The resounding response from the panel was no. John Cooper referenced Judge Cooley’s famous phrase from 1888 – “the right to be let alone” – explaining that we are experiencing a natural development in the law, and that courts are simply interpreting the “parameters and frictions” between articles 8 and 10, along with section 12, of the Human Rights Act. Joshua Rozenberg added that in all likelihood, we will not see the creation of a statutory tort of privacy.
The debate settled around the familiar territory of celebrities and media intrusion. Cooper called for the media-initiated debate over injunctions to be examined, asking if the issue really lies in secrecy and curbing freedom of expression or whether injunctions vital to protect individuals from harassment and exposure. Rozenberg agreed that there is more to privacy than secrecy, pointing out that the Ryan Giggs injunction is currently being upheld to protect the footballer from harassment. The value of reputation was also acknowledged – are celebrities who claim privacy is required to protect family members really protecting other interests? Rozenberg pointed out that individuals appearing in criminal trials are generally not entitled to anonymity, leaving family members open to scrutiny.
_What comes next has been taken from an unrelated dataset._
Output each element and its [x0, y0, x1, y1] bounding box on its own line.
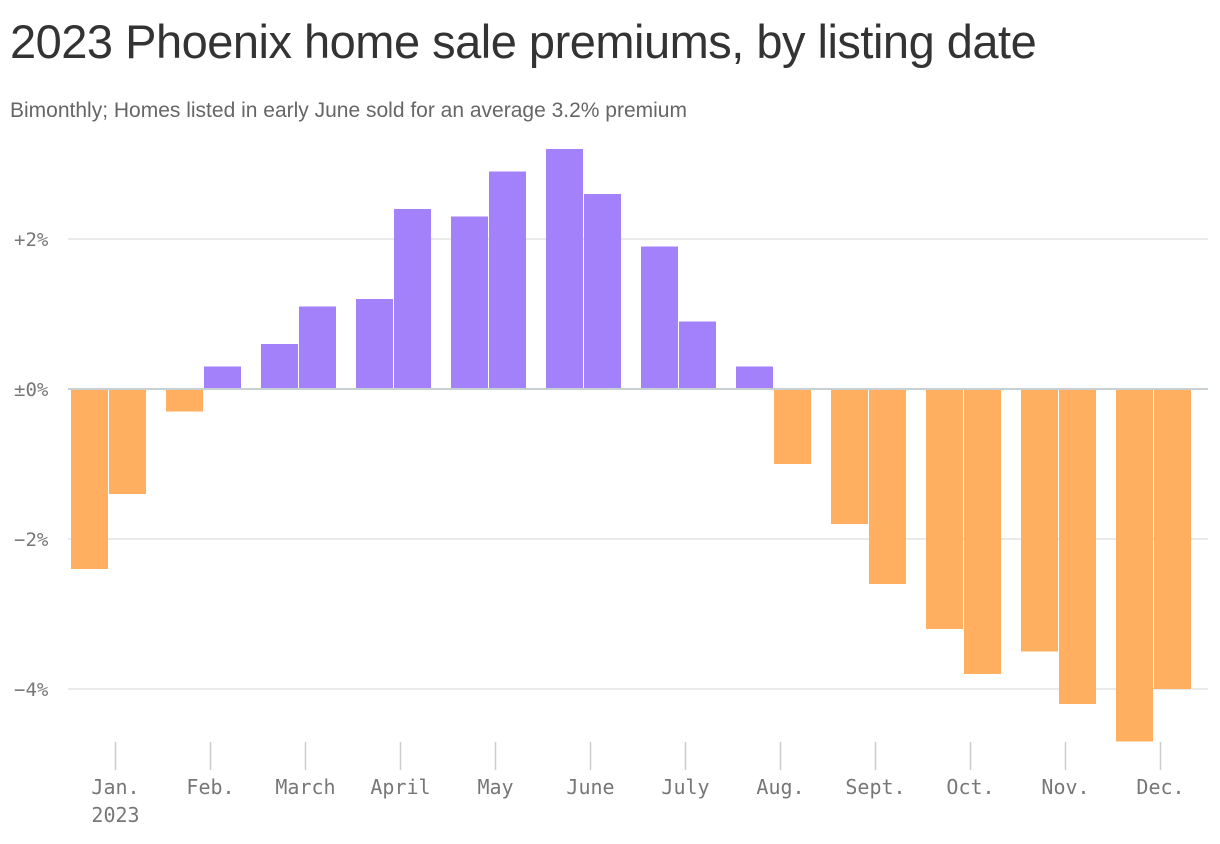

Cooper dismissed a strict distinction between public figures and civilians in terms of privacy and publicity, saying: “You have to take your celebrity as you find them.” He added that there are degrees of celebrity, and how an individual has fed parts of their personal life into the public domain should be taken into account, and often is, by judges. Graham Atkins called into question the “frenzy from an increasingly frustrated media” over celebrity injunctions, saying that the day-to-day private lives of civilians aren’t going to sell papers in the same way.
Atkins blamed the media for starting the ball rolling with outing injunctions. This was picked up by Rozenberg with reference to a flurry of innuendo-laden articles in the press pointing readers to Twitter. It was suggested by more than one of the panel that journalists may be directly involved in setting up the injunction-busting Twitter accounts – pure speculation of course. The Spartacus effect – the safety in numbers for Twitter users publishing celebrity injunctions – was touched on by Rozenberg, who reminded us that the law applies here, and no one can assume they are safe in cyberspace (I lesson I will take with me, having been picked out by Mr Rozenberg for tweeting the seminar).
Rozenberg also questioned how judges will be influenced by public debate, and if the apparent public disdain for injunctions would push judicial decisions slightly more towards freedom of expression. Jo Glanville, who called privacy the “number one issue” in freedom of expression debates, pointed out that judges sometimes do get it wrong when balancing public interest and the need for prior restraint – suggesting that remedy for privacy invasions might become more appropriate (Max Mosley might take issue with that one). She criticised judges for denying the impact of online publication as the distinction between this and traditional media is becoming increasingly blurred, adding that privacy law is at the centre of a collision between HRA aided-development and global internet revolutions.
If I can offer a tentative conclusion to the panel’s discussion, we might not be sleepwalking into a privacy law in the UK, but have reached a significant turning point. The multiple topics touched on by the panel demonstrate that privacy is a concept that includes many legal and cultural sub-concepts, and that any legal development must try to take these all into account.